Lettres: Une minute de silence
Un peu partout dans le monde on a observé une ou deux minutes de silence en hommage aux victimes des attentats de Londres. Voilà qui va de soi, vu l'ampleur du drame. Cinquante-trois morts, un lourd bilan. Et voilà qu'à peu près en même temps on souligne les dix ans du génocide au Rwanda. Mais je me demande: où sont les minutes de silence en hommage aux 1,8 million de victimes du génocide, dont on connaissait le sort sans toutefois intervenir — pour ne pas dire que certains pays occidentaux sont accusés aujourd'hui non seulement de n'avoir rien fait pour stopper la catastrophe, mais, pire encore, ils l'auraient encouragé: est-ce cela le terrorisme d'État?
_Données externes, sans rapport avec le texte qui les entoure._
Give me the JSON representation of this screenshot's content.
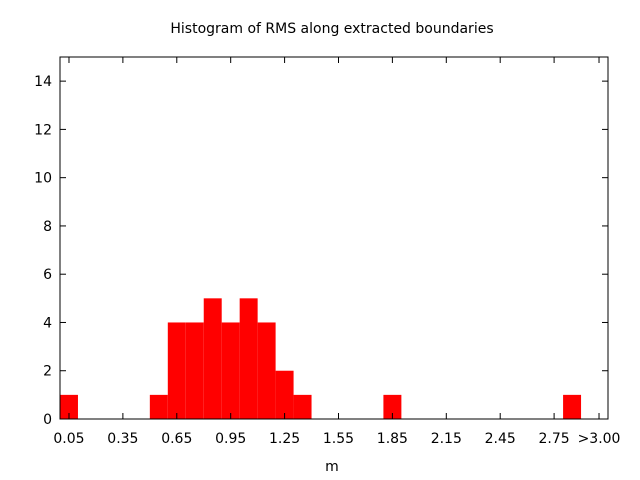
{
  "chart_data": {
    "type": "bar",
    "title": "Histogram of RMS along extracted boundaries",
    "xlabel": "m",
    "ylabel": "",
    "ylim": [
      0,
      15
    ],
    "xlim": [
      0.0,
      3.05
    ],
    "bin_width": 0.1,
    "bar_color": "#ff0000",
    "bins": [
      {
        "x": 0.05,
        "value": 1
      },
      {
        "x": 0.55,
        "value": 1
      },
      {
        "x": 0.65,
        "value": 4
      },
      {
        "x": 0.75,
        "value": 4
      },
      {
        "x": 0.85,
        "value": 5
      },
      {
        "x": 0.95,
        "value": 4
      },
      {
        "x": 1.05,
        "value": 5
      },
      {
        "x": 1.15,
        "value": 4
      },
      {
        "x": 1.25,
        "value": 2
      },
      {
        "x": 1.35,
        "value": 1
      },
      {
        "x": 1.85,
        "value": 1
      },
      {
        "x": 2.85,
        "value": 1
      }
    ],
    "x_ticks": [
      {
        "value": 0.05,
        "label": "0.05"
      },
      {
        "value": 0.35,
        "label": "0.35"
      },
      {
        "value": 0.65,
        "label": "0.65"
      },
      {
        "value": 0.95,
        "label": "0.95"
      },
      {
        "value": 1.25,
        "label": "1.25"
      },
      {
        "value": 1.55,
        "label": "1.55"
      },
      {
        "value": 1.85,
        "label": "1.85"
      },
      {
        "value": 2.15,
        "label": "2.15"
      },
      {
        "value": 2.45,
        "label": "2.45"
      },
      {
        "value": 2.75,
        "label": "2.75"
      },
      {
        "value": 3.0,
        "label": ">3.00"
      }
    ],
    "y_ticks": [
      {
        "value": 0,
        "label": "0"
      },
      {
        "value": 2,
        "label": "2"
      },
      {
        "value": 4,
        "label": "4"
      },
      {
        "value": 6,
        "label": "6"
      },
      {
        "value": 8,
        "label": "8"
      },
      {
        "value": 10,
        "label": "10"
      },
      {
        "value": 12,
        "label": "12"
      },
      {
        "value": 14,
        "label": "14"
      }
    ],
    "grid": false
  }
}
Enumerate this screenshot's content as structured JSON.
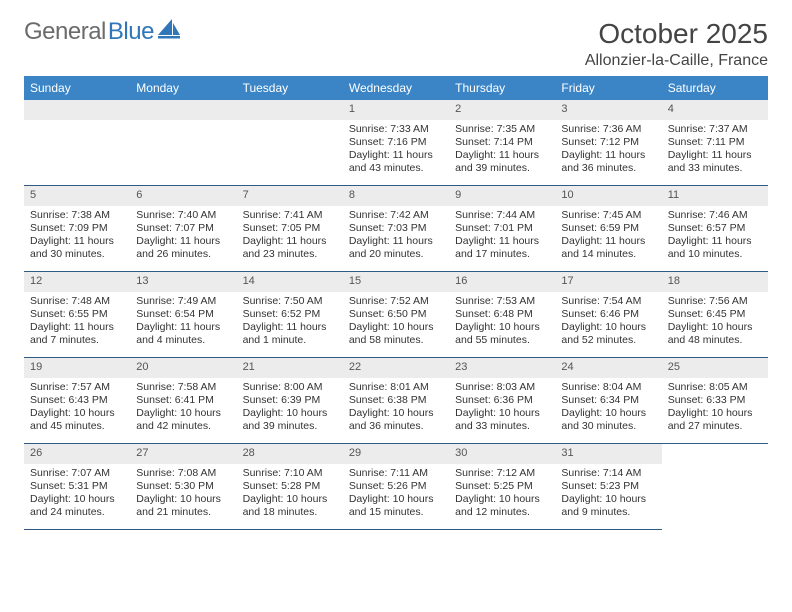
{
  "logo": {
    "part1": "General",
    "part2": "Blue"
  },
  "title": "October 2025",
  "location": "Allonzier-la-Caille, France",
  "colors": {
    "header_bg": "#3b85c6",
    "daynum_bg": "#ececec",
    "rule": "#2f5b85",
    "logo_gray": "#6b6b6b",
    "logo_blue": "#2f77b8"
  },
  "weekdays": [
    "Sunday",
    "Monday",
    "Tuesday",
    "Wednesday",
    "Thursday",
    "Friday",
    "Saturday"
  ],
  "leading_blanks": 3,
  "days": [
    {
      "n": 1,
      "sunrise": "7:33 AM",
      "sunset": "7:16 PM",
      "daylight": "11 hours and 43 minutes."
    },
    {
      "n": 2,
      "sunrise": "7:35 AM",
      "sunset": "7:14 PM",
      "daylight": "11 hours and 39 minutes."
    },
    {
      "n": 3,
      "sunrise": "7:36 AM",
      "sunset": "7:12 PM",
      "daylight": "11 hours and 36 minutes."
    },
    {
      "n": 4,
      "sunrise": "7:37 AM",
      "sunset": "7:11 PM",
      "daylight": "11 hours and 33 minutes."
    },
    {
      "n": 5,
      "sunrise": "7:38 AM",
      "sunset": "7:09 PM",
      "daylight": "11 hours and 30 minutes."
    },
    {
      "n": 6,
      "sunrise": "7:40 AM",
      "sunset": "7:07 PM",
      "daylight": "11 hours and 26 minutes."
    },
    {
      "n": 7,
      "sunrise": "7:41 AM",
      "sunset": "7:05 PM",
      "daylight": "11 hours and 23 minutes."
    },
    {
      "n": 8,
      "sunrise": "7:42 AM",
      "sunset": "7:03 PM",
      "daylight": "11 hours and 20 minutes."
    },
    {
      "n": 9,
      "sunrise": "7:44 AM",
      "sunset": "7:01 PM",
      "daylight": "11 hours and 17 minutes."
    },
    {
      "n": 10,
      "sunrise": "7:45 AM",
      "sunset": "6:59 PM",
      "daylight": "11 hours and 14 minutes."
    },
    {
      "n": 11,
      "sunrise": "7:46 AM",
      "sunset": "6:57 PM",
      "daylight": "11 hours and 10 minutes."
    },
    {
      "n": 12,
      "sunrise": "7:48 AM",
      "sunset": "6:55 PM",
      "daylight": "11 hours and 7 minutes."
    },
    {
      "n": 13,
      "sunrise": "7:49 AM",
      "sunset": "6:54 PM",
      "daylight": "11 hours and 4 minutes."
    },
    {
      "n": 14,
      "sunrise": "7:50 AM",
      "sunset": "6:52 PM",
      "daylight": "11 hours and 1 minute."
    },
    {
      "n": 15,
      "sunrise": "7:52 AM",
      "sunset": "6:50 PM",
      "daylight": "10 hours and 58 minutes."
    },
    {
      "n": 16,
      "sunrise": "7:53 AM",
      "sunset": "6:48 PM",
      "daylight": "10 hours and 55 minutes."
    },
    {
      "n": 17,
      "sunrise": "7:54 AM",
      "sunset": "6:46 PM",
      "daylight": "10 hours and 52 minutes."
    },
    {
      "n": 18,
      "sunrise": "7:56 AM",
      "sunset": "6:45 PM",
      "daylight": "10 hours and 48 minutes."
    },
    {
      "n": 19,
      "sunrise": "7:57 AM",
      "sunset": "6:43 PM",
      "daylight": "10 hours and 45 minutes."
    },
    {
      "n": 20,
      "sunrise": "7:58 AM",
      "sunset": "6:41 PM",
      "daylight": "10 hours and 42 minutes."
    },
    {
      "n": 21,
      "sunrise": "8:00 AM",
      "sunset": "6:39 PM",
      "daylight": "10 hours and 39 minutes."
    },
    {
      "n": 22,
      "sunrise": "8:01 AM",
      "sunset": "6:38 PM",
      "daylight": "10 hours and 36 minutes."
    },
    {
      "n": 23,
      "sunrise": "8:03 AM",
      "sunset": "6:36 PM",
      "daylight": "10 hours and 33 minutes."
    },
    {
      "n": 24,
      "sunrise": "8:04 AM",
      "sunset": "6:34 PM",
      "daylight": "10 hours and 30 minutes."
    },
    {
      "n": 25,
      "sunrise": "8:05 AM",
      "sunset": "6:33 PM",
      "daylight": "10 hours and 27 minutes."
    },
    {
      "n": 26,
      "sunrise": "7:07 AM",
      "sunset": "5:31 PM",
      "daylight": "10 hours and 24 minutes."
    },
    {
      "n": 27,
      "sunrise": "7:08 AM",
      "sunset": "5:30 PM",
      "daylight": "10 hours and 21 minutes."
    },
    {
      "n": 28,
      "sunrise": "7:10 AM",
      "sunset": "5:28 PM",
      "daylight": "10 hours and 18 minutes."
    },
    {
      "n": 29,
      "sunrise": "7:11 AM",
      "sunset": "5:26 PM",
      "daylight": "10 hours and 15 minutes."
    },
    {
      "n": 30,
      "sunrise": "7:12 AM",
      "sunset": "5:25 PM",
      "daylight": "10 hours and 12 minutes."
    },
    {
      "n": 31,
      "sunrise": "7:14 AM",
      "sunset": "5:23 PM",
      "daylight": "10 hours and 9 minutes."
    }
  ],
  "labels": {
    "sunrise": "Sunrise:",
    "sunset": "Sunset:",
    "daylight": "Daylight:"
  }
}
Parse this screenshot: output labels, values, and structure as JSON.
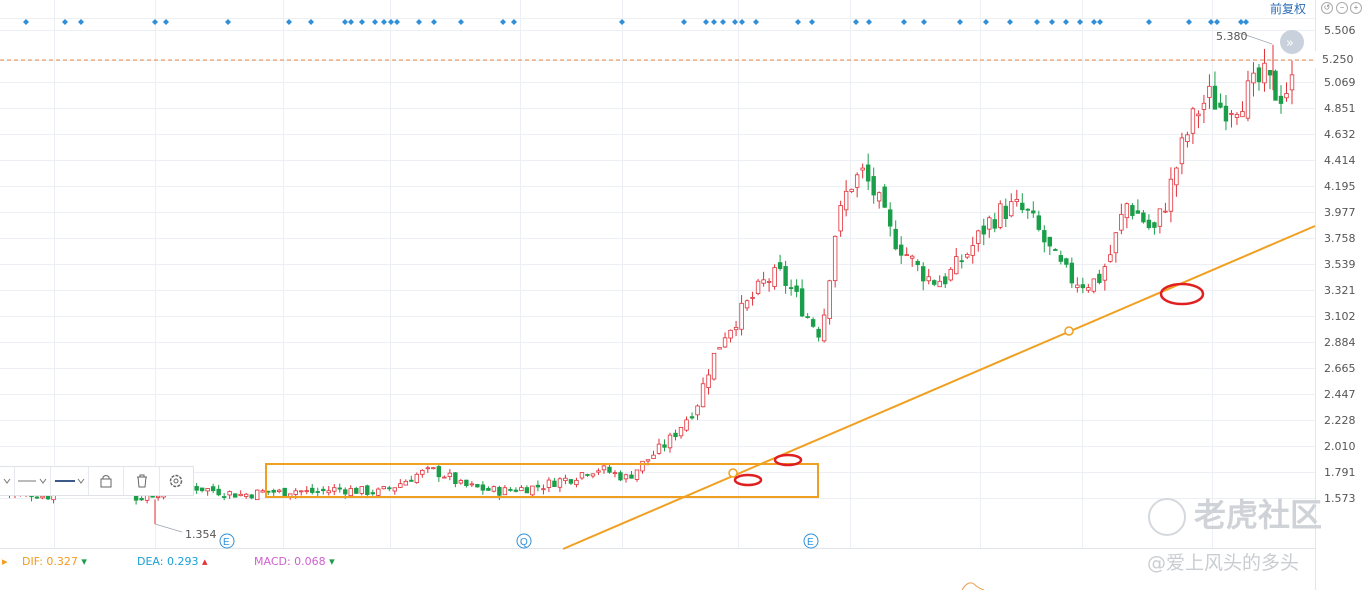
{
  "header": {
    "adjust_label": "前复权",
    "controls": [
      "restore-icon",
      "zoom-out-icon",
      "zoom-in-icon"
    ]
  },
  "chart_data": {
    "type": "candlestick",
    "y_ticks": [
      "5.506",
      "5.250",
      "5.069",
      "4.851",
      "4.632",
      "4.414",
      "4.195",
      "3.977",
      "3.758",
      "3.539",
      "3.321",
      "3.102",
      "2.884",
      "2.665",
      "2.447",
      "2.228",
      "2.010",
      "1.791",
      "1.573"
    ],
    "ylim": [
      1.354,
      5.506
    ],
    "current_price": "5.250",
    "high_label": "5.380",
    "low_label": "1.354",
    "price_path": [
      1.62,
      1.6,
      1.61,
      1.59,
      1.6,
      1.58,
      1.52,
      1.5,
      1.52,
      1.55,
      1.58,
      1.62,
      1.66,
      1.68,
      1.66,
      1.64,
      1.62,
      1.6,
      1.61,
      1.63,
      1.62,
      1.64,
      1.62,
      1.63,
      1.65,
      1.64,
      1.63,
      1.62,
      1.66,
      1.72,
      1.78,
      1.8,
      1.76,
      1.68,
      1.66,
      1.64,
      1.63,
      1.65,
      1.66,
      1.68,
      1.72,
      1.74,
      1.8,
      1.82,
      1.78,
      1.74,
      1.85,
      1.95,
      2.05,
      2.2,
      2.35,
      2.7,
      2.95,
      3.1,
      3.25,
      3.4,
      3.45,
      3.3,
      3.1,
      2.95,
      3.8,
      4.2,
      4.3,
      4.1,
      3.8,
      3.65,
      3.5,
      3.4,
      3.42,
      3.55,
      3.7,
      3.88,
      3.98,
      4.02,
      3.95,
      3.75,
      3.55,
      3.42,
      3.38,
      3.4,
      3.65,
      4.05,
      3.95,
      3.8,
      4.1,
      4.5,
      4.8,
      4.95,
      4.85,
      4.9,
      5.0,
      5.1,
      4.95,
      5.05
    ],
    "annotations": [
      {
        "type": "consolidation-box",
        "label": ""
      },
      {
        "type": "trendline",
        "label": ""
      },
      {
        "type": "support-touch",
        "label": ""
      }
    ],
    "event_markers": [
      "E",
      "Q",
      "E"
    ],
    "grid": true
  },
  "toolbar": {
    "items": [
      "line-style-icon",
      "line-width-icon",
      "lock-icon",
      "delete-icon",
      "settings-icon"
    ]
  },
  "macd": {
    "dif_label": "DIF: 0.327",
    "dea_label": "DEA: 0.293",
    "macd_label": "MACD: 0.068",
    "dif_color": "#f29b1d",
    "dea_color": "#1aa0d8",
    "macd_color": "#d05fd0"
  },
  "watermark": {
    "brand": "老虎社区",
    "author": "@爱上风头的多头"
  },
  "colors": {
    "up": "#e0323a",
    "down": "#1a9e49",
    "annotation": "#f0a020",
    "marker": "#2f8fd8"
  }
}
Pour 6000 Américains morts le 11 septembre on a observé une minute de silence partout sur la planète. Ce qui fait dire à la journaliste belge Marie-France Cros que, toutes proportions gardées, on devrait observer 15 heures de silence en respect pour les victimes au Rwanda. Et où est la minute de silence en respect aux victimes de l'apartheid d'avant Mandela en Afrique du Sud; aux 50 000 morts de la guerre civile au Sierra Leone; au million de morts au Mozambique pendant la guerre d'indépendance?J'ai comme l'impression que les 53 victimes londoniennes sont plus importantes que ces millions de victimes africaines. Pourquoi? La nature du drame est pourtant similaire: dans les deux cas les crimes ont été organisés et entretenus par des groupes extrémistes. Mais comment naissent ces groupes extrémistes? Ceux qui ont organisé l'apartheid en Afrique du Sud on également financé la guerre chez leurs voisins du Mozambique pour décourager le peuple qui se battait pour l'indépendance. Il paraît aussi que certains de nos gouvernements ou encore certaines de nos multinationales occidentales ont encouragé des dictatures dans ces pays afin de garder la mainmise sur les richesses de ces sols africains. Alors quand Chirac dit que l'Afrique n'est pas prête pour la démocratie, ne serait-ce pas plutôt que nous l'empêchons d'être prête pour la démocratie en finançant des gouvernements corrompus jusqu'aux os qui retirent de nombreux avantages financiers à entretenir la discorde chez les leurs? Il ne faudrait pas oublier que l'Afrique fut à peu près toute colonisée par nos pays «riches». Rien n'est noir ou blanc, mais avouons que nous avons su tirer profit de cette mère terre afin de nous enrichir. Seul problème: on sème là-bas un désordre incontrôlable.
En attendant, je crois que beaucoup de pays du Tiers-Monde trouvent notre silence long, très long.